Digital-S, later known as D-9, is a professional digital videocassette format created by JVC in 1995.

It is a direct competitor to Sony's Digital Betacam. Its name was changed to D-9 in 1999 by the SMPTE. It was used to a small extent in Europe and Asia and saw some use in the US, notably by the Fox News Channel, but was a commercial failure compared with Digital Betacam. It was superseded by high-definition tapeless formats.

==Technical details==
The Digital-S tape itself uses a much higher quality metal particle formulation.

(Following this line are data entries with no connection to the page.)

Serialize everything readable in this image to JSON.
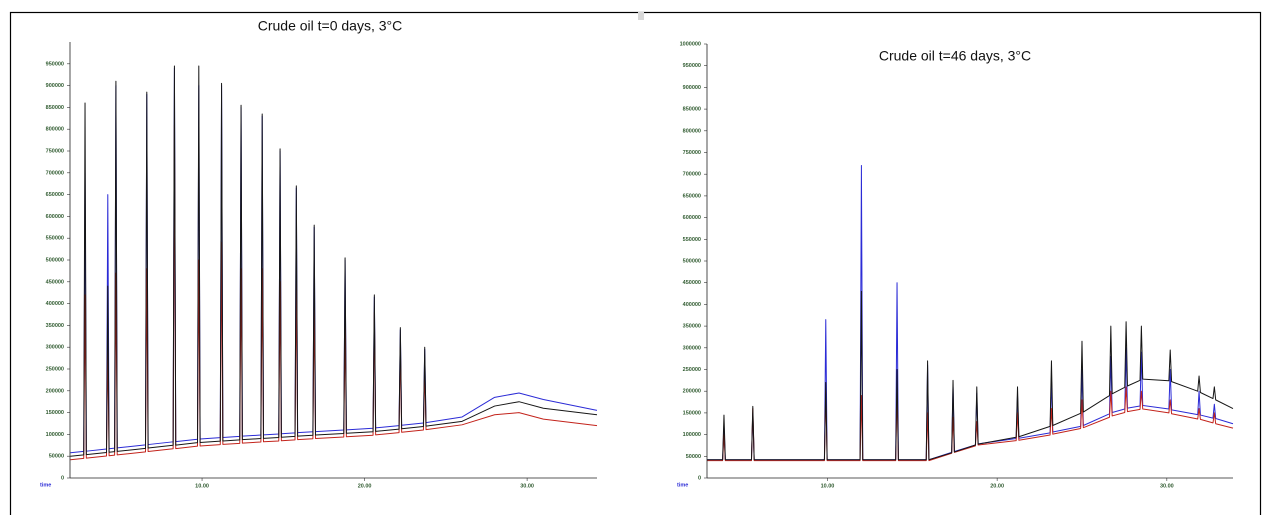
{
  "chart_data": [
    {
      "type": "line",
      "title": "Crude oil t=0 days, 3°C",
      "x_label": "time",
      "x": [
        1.9,
        2.72,
        2.8,
        2.88,
        4.12,
        4.2,
        4.28,
        4.62,
        4.7,
        4.78,
        6.52,
        6.6,
        6.68,
        8.22,
        8.3,
        8.38,
        9.72,
        9.8,
        9.88,
        11.12,
        11.2,
        11.28,
        12.32,
        12.4,
        12.48,
        13.62,
        13.7,
        13.78,
        14.72,
        14.8,
        14.88,
        15.72,
        15.8,
        15.88,
        16.82,
        16.9,
        16.98,
        18.72,
        18.8,
        18.88,
        20.52,
        20.6,
        20.68,
        22.12,
        22.2,
        22.28,
        23.62,
        23.7,
        23.78,
        26,
        28,
        29.5,
        31,
        34.3
      ],
      "series": [
        {
          "color": "#2b2bd6",
          "values": [
            58000,
            61000,
            700000,
            61500,
            66500,
            650000,
            67000,
            68500,
            900000,
            69000,
            76000,
            880000,
            76700,
            83000,
            940000,
            83500,
            89000,
            900000,
            89500,
            92500,
            900000,
            93000,
            95500,
            850000,
            96000,
            98500,
            830000,
            99000,
            101000,
            750000,
            101500,
            103500,
            665000,
            104000,
            106000,
            575000,
            106500,
            110000,
            500000,
            110500,
            114000,
            415000,
            115000,
            120000,
            340000,
            121000,
            126000,
            295000,
            127000,
            140000,
            185000,
            195000,
            180000,
            155000
          ]
        },
        {
          "color": "#c3231b",
          "values": [
            42000,
            45000,
            420000,
            45500,
            50500,
            300000,
            51000,
            52500,
            470000,
            53000,
            60000,
            480000,
            60700,
            67000,
            810000,
            67500,
            73000,
            500000,
            73500,
            76500,
            540000,
            77000,
            79500,
            480000,
            80000,
            82500,
            480000,
            83000,
            85000,
            450000,
            85500,
            87500,
            450000,
            88000,
            90000,
            400000,
            90500,
            94000,
            350000,
            94500,
            98000,
            380000,
            99000,
            104000,
            300000,
            105000,
            110000,
            250000,
            111000,
            122000,
            145000,
            150000,
            135000,
            120000
          ]
        },
        {
          "color": "#161616",
          "values": [
            50000,
            53000,
            860000,
            53500,
            58500,
            440000,
            59000,
            60500,
            910000,
            61000,
            68000,
            885000,
            68700,
            75000,
            945000,
            75500,
            81000,
            945000,
            81500,
            84500,
            905000,
            85000,
            87500,
            855000,
            88000,
            90500,
            835000,
            91000,
            93000,
            755000,
            93500,
            95500,
            670000,
            96000,
            98000,
            580000,
            98500,
            102000,
            505000,
            102500,
            106000,
            420000,
            107000,
            112000,
            345000,
            113000,
            118000,
            300000,
            119000,
            130000,
            165000,
            175000,
            160000,
            145000
          ]
        }
      ],
      "xlim": [
        1.875,
        34.3
      ],
      "xticks": [
        {
          "value": 10,
          "label": "10.00"
        },
        {
          "value": 20,
          "label": "20.00"
        },
        {
          "value": 30,
          "label": "30.00"
        }
      ],
      "ylim": [
        0,
        1000000
      ],
      "yticks": [
        0,
        50000,
        100000,
        150000,
        200000,
        250000,
        300000,
        350000,
        400000,
        450000,
        500000,
        550000,
        600000,
        650000,
        700000,
        750000,
        800000,
        850000,
        900000,
        950000
      ]
    },
    {
      "type": "line",
      "title": "Crude oil t=46 days, 3°C",
      "x_label": "time",
      "x": [
        2.9,
        3.82,
        3.9,
        3.98,
        5.52,
        5.6,
        5.68,
        9.82,
        9.9,
        9.98,
        11.92,
        12,
        12.08,
        14.02,
        14.1,
        14.18,
        15.82,
        15.9,
        15.98,
        17.32,
        17.4,
        17.48,
        18.72,
        18.8,
        18.88,
        21.12,
        21.2,
        21.28,
        23.12,
        23.2,
        23.28,
        24.92,
        25,
        25.08,
        26.62,
        26.7,
        26.78,
        27.52,
        27.6,
        27.68,
        28.42,
        28.5,
        28.58,
        30.12,
        30.2,
        30.28,
        31.82,
        31.9,
        31.98,
        32.72,
        32.8,
        32.88,
        33.9
      ],
      "series": [
        {
          "color": "#2b2bd6",
          "values": [
            42000,
            42000,
            120000,
            42000,
            42000,
            150000,
            42000,
            42000,
            365000,
            42000,
            42000,
            720000,
            42000,
            42000,
            450000,
            42000,
            42000,
            260000,
            42000,
            59000,
            210000,
            61000,
            76000,
            195000,
            78500,
            91000,
            190000,
            91500,
            104000,
            230000,
            106000,
            119000,
            250000,
            121000,
            148000,
            280000,
            151000,
            159000,
            300000,
            161000,
            166000,
            290000,
            167000,
            159000,
            250000,
            157000,
            146000,
            200000,
            145000,
            138000,
            170000,
            137000,
            125000
          ]
        },
        {
          "color": "#c3231b",
          "values": [
            40000,
            40000,
            100000,
            40000,
            40000,
            160000,
            40000,
            40000,
            200000,
            40000,
            40000,
            190000,
            40000,
            40000,
            200000,
            40000,
            40000,
            150000,
            40000,
            57000,
            140000,
            59000,
            74000,
            130000,
            76000,
            86000,
            150000,
            87000,
            99000,
            160000,
            101000,
            114000,
            180000,
            116000,
            140000,
            200000,
            143000,
            151000,
            210000,
            153000,
            158000,
            200000,
            159000,
            150000,
            180000,
            148000,
            136000,
            160000,
            135000,
            127000,
            150000,
            125000,
            115000
          ]
        },
        {
          "color": "#161616",
          "values": [
            42000,
            42000,
            145000,
            42000,
            42000,
            165000,
            42000,
            42000,
            220000,
            42000,
            42000,
            430000,
            42000,
            42000,
            250000,
            42000,
            42000,
            270000,
            42000,
            58000,
            225000,
            60000,
            76000,
            210000,
            78000,
            94000,
            210000,
            95000,
            119000,
            270000,
            121000,
            149000,
            315000,
            152000,
            190000,
            350000,
            194000,
            209000,
            360000,
            212000,
            225000,
            350000,
            228000,
            224000,
            295000,
            222000,
            200000,
            235000,
            197000,
            183000,
            210000,
            180000,
            160000
          ]
        }
      ],
      "xlim": [
        2.9,
        33.9
      ],
      "xticks": [
        {
          "value": 10,
          "label": "10.00"
        },
        {
          "value": 20,
          "label": "20.00"
        },
        {
          "value": 30,
          "label": "30.00"
        }
      ],
      "ylim": [
        0,
        1000000
      ],
      "yticks": [
        0,
        50000,
        100000,
        150000,
        200000,
        250000,
        300000,
        350000,
        400000,
        450000,
        500000,
        550000,
        600000,
        650000,
        700000,
        750000,
        800000,
        850000,
        900000,
        950000,
        1000000
      ]
    }
  ]
}
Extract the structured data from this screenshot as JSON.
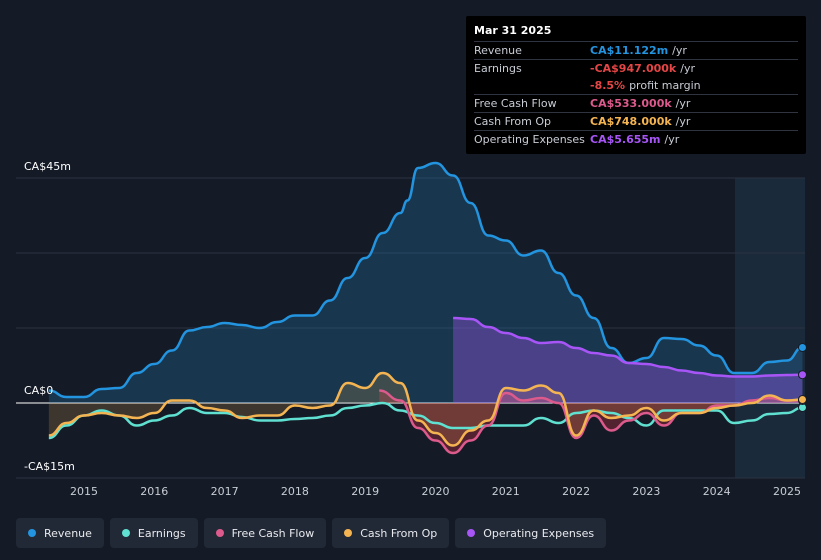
{
  "tooltip": {
    "date": "Mar 31 2025",
    "rows": [
      {
        "label": "Revenue",
        "value": "CA$11.122m",
        "unit": "/yr",
        "color": "#2394df"
      },
      {
        "label": "Earnings",
        "value": "-CA$947.000k",
        "unit": "/yr",
        "color": "#e64545"
      },
      {
        "label": "",
        "value": "-8.5%",
        "unit": "profit margin",
        "color": "#e64545"
      },
      {
        "label": "Free Cash Flow",
        "value": "CA$533.000k",
        "unit": "/yr",
        "color": "#dc5a8c"
      },
      {
        "label": "Cash From Op",
        "value": "CA$748.000k",
        "unit": "/yr",
        "color": "#f5b452"
      },
      {
        "label": "Operating Expenses",
        "value": "CA$5.655m",
        "unit": "/yr",
        "color": "#a855f7"
      }
    ]
  },
  "legend": [
    {
      "label": "Revenue",
      "color": "#2394df"
    },
    {
      "label": "Earnings",
      "color": "#5fe0d0"
    },
    {
      "label": "Free Cash Flow",
      "color": "#dc5a8c"
    },
    {
      "label": "Cash From Op",
      "color": "#f5b452"
    },
    {
      "label": "Operating Expenses",
      "color": "#a855f7"
    }
  ],
  "chart_data": {
    "type": "line",
    "title": "",
    "xlabel": "",
    "ylabel": "",
    "ylim": [
      -15,
      45
    ],
    "y_tick_labels": [
      "CA$45m",
      "CA$0",
      "-CA$15m"
    ],
    "x_tick_labels": [
      "2015",
      "2016",
      "2017",
      "2018",
      "2019",
      "2020",
      "2021",
      "2022",
      "2023",
      "2024",
      "2025"
    ],
    "series": [
      {
        "name": "Revenue",
        "color": "#2394df",
        "points": [
          [
            2014.5,
            2.5
          ],
          [
            2014.75,
            1.2
          ],
          [
            2015.0,
            1.2
          ],
          [
            2015.25,
            2.8
          ],
          [
            2015.5,
            3.0
          ],
          [
            2015.75,
            6.0
          ],
          [
            2016.0,
            7.8
          ],
          [
            2016.25,
            10.5
          ],
          [
            2016.5,
            14.5
          ],
          [
            2016.75,
            15.2
          ],
          [
            2017.0,
            16.0
          ],
          [
            2017.25,
            15.6
          ],
          [
            2017.5,
            15.0
          ],
          [
            2017.75,
            16.2
          ],
          [
            2018.0,
            17.5
          ],
          [
            2018.25,
            17.5
          ],
          [
            2018.5,
            20.5
          ],
          [
            2018.75,
            25.0
          ],
          [
            2019.0,
            29.0
          ],
          [
            2019.25,
            34.0
          ],
          [
            2019.5,
            38.0
          ],
          [
            2019.6,
            40.5
          ],
          [
            2019.75,
            47.0
          ],
          [
            2020.0,
            48.0
          ],
          [
            2020.25,
            45.5
          ],
          [
            2020.5,
            40.0
          ],
          [
            2020.75,
            33.5
          ],
          [
            2021.0,
            32.5
          ],
          [
            2021.25,
            29.5
          ],
          [
            2021.5,
            30.5
          ],
          [
            2021.75,
            26.0
          ],
          [
            2022.0,
            21.5
          ],
          [
            2022.25,
            17.0
          ],
          [
            2022.5,
            11.0
          ],
          [
            2022.75,
            8.0
          ],
          [
            2023.0,
            9.0
          ],
          [
            2023.25,
            13.0
          ],
          [
            2023.5,
            12.8
          ],
          [
            2023.75,
            11.5
          ],
          [
            2024.0,
            9.5
          ],
          [
            2024.25,
            6.0
          ],
          [
            2024.5,
            6.0
          ],
          [
            2024.75,
            8.2
          ],
          [
            2025.0,
            8.5
          ],
          [
            2025.22,
            11.1
          ]
        ]
      },
      {
        "name": "Earnings",
        "color": "#5fe0d0",
        "points": [
          [
            2014.5,
            -7.0
          ],
          [
            2014.75,
            -4.5
          ],
          [
            2015.0,
            -2.5
          ],
          [
            2015.25,
            -1.5
          ],
          [
            2015.5,
            -2.5
          ],
          [
            2015.75,
            -4.5
          ],
          [
            2016.0,
            -3.5
          ],
          [
            2016.25,
            -2.5
          ],
          [
            2016.5,
            -1.0
          ],
          [
            2016.75,
            -2.0
          ],
          [
            2017.0,
            -2.0
          ],
          [
            2017.25,
            -2.8
          ],
          [
            2017.5,
            -3.5
          ],
          [
            2017.75,
            -3.5
          ],
          [
            2018.0,
            -3.2
          ],
          [
            2018.25,
            -3.0
          ],
          [
            2018.5,
            -2.5
          ],
          [
            2018.75,
            -1.0
          ],
          [
            2019.0,
            -0.5
          ],
          [
            2019.25,
            0.0
          ],
          [
            2019.5,
            -1.5
          ],
          [
            2019.75,
            -2.5
          ],
          [
            2020.0,
            -4.0
          ],
          [
            2020.25,
            -5.0
          ],
          [
            2020.5,
            -5.0
          ],
          [
            2020.75,
            -4.5
          ],
          [
            2021.0,
            -4.5
          ],
          [
            2021.25,
            -4.5
          ],
          [
            2021.5,
            -3.0
          ],
          [
            2021.75,
            -4.0
          ],
          [
            2022.0,
            -2.0
          ],
          [
            2022.25,
            -1.5
          ],
          [
            2022.5,
            -2.0
          ],
          [
            2022.75,
            -3.0
          ],
          [
            2023.0,
            -4.5
          ],
          [
            2023.25,
            -1.5
          ],
          [
            2023.5,
            -1.5
          ],
          [
            2023.75,
            -1.5
          ],
          [
            2024.0,
            -1.5
          ],
          [
            2024.25,
            -4.0
          ],
          [
            2024.5,
            -3.5
          ],
          [
            2024.75,
            -2.2
          ],
          [
            2025.0,
            -2.0
          ],
          [
            2025.22,
            -0.9
          ]
        ]
      },
      {
        "name": "Free Cash Flow",
        "color": "#dc5a8c",
        "points": [
          [
            2019.2,
            2.5
          ],
          [
            2019.5,
            0.5
          ],
          [
            2019.75,
            -5.0
          ],
          [
            2020.0,
            -7.5
          ],
          [
            2020.25,
            -10.0
          ],
          [
            2020.5,
            -7.5
          ],
          [
            2020.75,
            -4.5
          ],
          [
            2021.0,
            2.0
          ],
          [
            2021.25,
            0.5
          ],
          [
            2021.5,
            1.0
          ],
          [
            2021.75,
            0.0
          ],
          [
            2022.0,
            -7.0
          ],
          [
            2022.25,
            -2.5
          ],
          [
            2022.5,
            -5.5
          ],
          [
            2022.75,
            -3.5
          ],
          [
            2023.0,
            -2.0
          ],
          [
            2023.25,
            -4.5
          ],
          [
            2023.5,
            -2.0
          ],
          [
            2023.75,
            -2.0
          ],
          [
            2024.0,
            -0.5
          ],
          [
            2024.25,
            -0.5
          ],
          [
            2024.5,
            0.5
          ],
          [
            2024.75,
            1.0
          ],
          [
            2025.0,
            0.5
          ],
          [
            2025.22,
            0.5
          ]
        ]
      },
      {
        "name": "Cash From Op",
        "color": "#f5b452",
        "points": [
          [
            2014.5,
            -6.5
          ],
          [
            2014.75,
            -4.0
          ],
          [
            2015.0,
            -2.5
          ],
          [
            2015.25,
            -2.0
          ],
          [
            2015.5,
            -2.5
          ],
          [
            2015.75,
            -3.0
          ],
          [
            2016.0,
            -2.0
          ],
          [
            2016.25,
            0.5
          ],
          [
            2016.5,
            0.5
          ],
          [
            2016.75,
            -1.0
          ],
          [
            2017.0,
            -1.5
          ],
          [
            2017.25,
            -3.0
          ],
          [
            2017.5,
            -2.5
          ],
          [
            2017.75,
            -2.5
          ],
          [
            2018.0,
            -0.5
          ],
          [
            2018.25,
            -1.0
          ],
          [
            2018.5,
            -0.5
          ],
          [
            2018.75,
            4.0
          ],
          [
            2019.0,
            3.0
          ],
          [
            2019.25,
            6.0
          ],
          [
            2019.5,
            4.0
          ],
          [
            2019.75,
            -3.5
          ],
          [
            2020.0,
            -6.0
          ],
          [
            2020.25,
            -8.5
          ],
          [
            2020.5,
            -5.5
          ],
          [
            2020.75,
            -3.5
          ],
          [
            2021.0,
            3.0
          ],
          [
            2021.25,
            2.5
          ],
          [
            2021.5,
            3.5
          ],
          [
            2021.75,
            2.0
          ],
          [
            2022.0,
            -6.5
          ],
          [
            2022.25,
            -1.5
          ],
          [
            2022.5,
            -3.0
          ],
          [
            2022.75,
            -2.5
          ],
          [
            2023.0,
            -1.0
          ],
          [
            2023.25,
            -3.5
          ],
          [
            2023.5,
            -2.0
          ],
          [
            2023.75,
            -2.0
          ],
          [
            2024.0,
            -1.0
          ],
          [
            2024.25,
            -0.5
          ],
          [
            2024.5,
            0.0
          ],
          [
            2024.75,
            1.5
          ],
          [
            2025.0,
            0.5
          ],
          [
            2025.22,
            0.7
          ]
        ]
      },
      {
        "name": "Operating Expenses",
        "color": "#a855f7",
        "points": [
          [
            2020.25,
            17.0
          ],
          [
            2020.5,
            16.8
          ],
          [
            2020.75,
            15.2
          ],
          [
            2021.0,
            14.0
          ],
          [
            2021.25,
            13.0
          ],
          [
            2021.5,
            12.0
          ],
          [
            2021.75,
            12.2
          ],
          [
            2022.0,
            11.0
          ],
          [
            2022.25,
            10.0
          ],
          [
            2022.5,
            9.5
          ],
          [
            2022.75,
            8.0
          ],
          [
            2023.0,
            7.8
          ],
          [
            2023.25,
            7.2
          ],
          [
            2023.5,
            6.5
          ],
          [
            2023.75,
            6.0
          ],
          [
            2024.0,
            5.5
          ],
          [
            2024.25,
            5.3
          ],
          [
            2024.5,
            5.3
          ],
          [
            2024.75,
            5.5
          ],
          [
            2025.0,
            5.6
          ],
          [
            2025.22,
            5.655
          ]
        ]
      }
    ]
  }
}
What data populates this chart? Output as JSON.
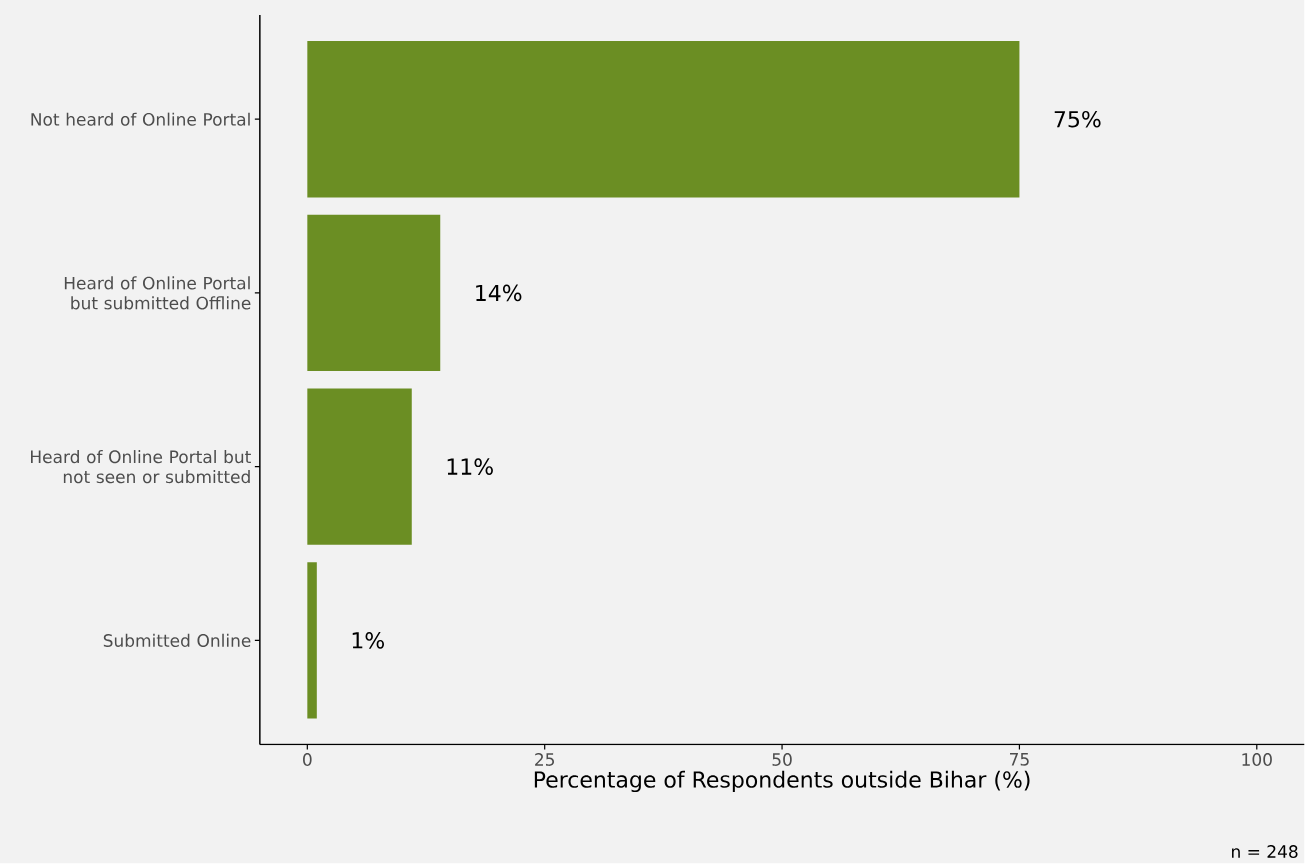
{
  "chart_data": {
    "type": "bar",
    "orientation": "horizontal",
    "categories": [
      "Not heard of Online Portal",
      "Heard of Online Portal but submitted Offline",
      "Heard of Online Portal but not seen or submitted",
      "Submitted Online"
    ],
    "values": [
      75,
      14,
      11,
      1
    ],
    "value_labels": [
      "75%",
      "14%",
      "11%",
      "1%"
    ],
    "color": "#6b8e23",
    "xlabel": "Percentage of Respondents outside Bihar (%)",
    "xlim": [
      -5,
      105
    ],
    "xticks": [
      0,
      25,
      50,
      75,
      100
    ],
    "annotations": [
      "n = 248"
    ]
  }
}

The recording system is digital and for video uses DV compression at a 50 Mbit/s bitrate. Video is recorded in 4:2:2 component format at a variety of standard-definition resolutions, in either 4:3 or 16:9 aspect ratios. Audio is recorded as 16-bit/48 kHz PCM with up to four separate channels. The tape is 1/2 inch wide, the helical scan head drum is 62 mm in diameter, and the video tracks, which are read by the video heads in the head drum, are 20 microns wide. Video quality is generally very high; at standard definition, D-9's quality is comparable with Digital Betacam. The BR-D51U model is additionally capable of analogue S-VHS playback.

==HD recording==
For high-definition video recording, JVC developed an extension to D-9 called D-9 HD, using twice the number of recording heads to record a 100 Mbit/s video bitstream at resolutions of 720p60, 1080i60 and 1080p24. This variant can also record 8 channels of PCM audio at 16 bits and 48 kHz. The higher data rate and increased tape speed mean that the recording time of any given cassette would be halved. D-9 HD, based on specifications, would have been higher quality than Sony HDCAM but lower than Sony HDCAM SR; no objective tests were made comparing these formats. With the exception of Fox's purchase of the format for "episodic television production" in 2001, the format has not seen much use in the professional realm.

==Additional information==
Although D-9 uses the same video codec as DV, the video bitrate of D-9 is significantly higher than that of the prosumer format. DVCPRO achieves bitrate parity with D-9 and D-9 HD, but has a slower tape speed, making it less reliable. Some of the D-9 television studio gear is capable of recording with Sel-Sync or pre-read and is provided with four-channel audio like Digital Betacam. Serial digital interfaces (SDI) are also provided. A dockable recorder, the JVC BR-D40, attached to a variety of cameras, and there was a one-piece camcorder, the JVC DY-70U.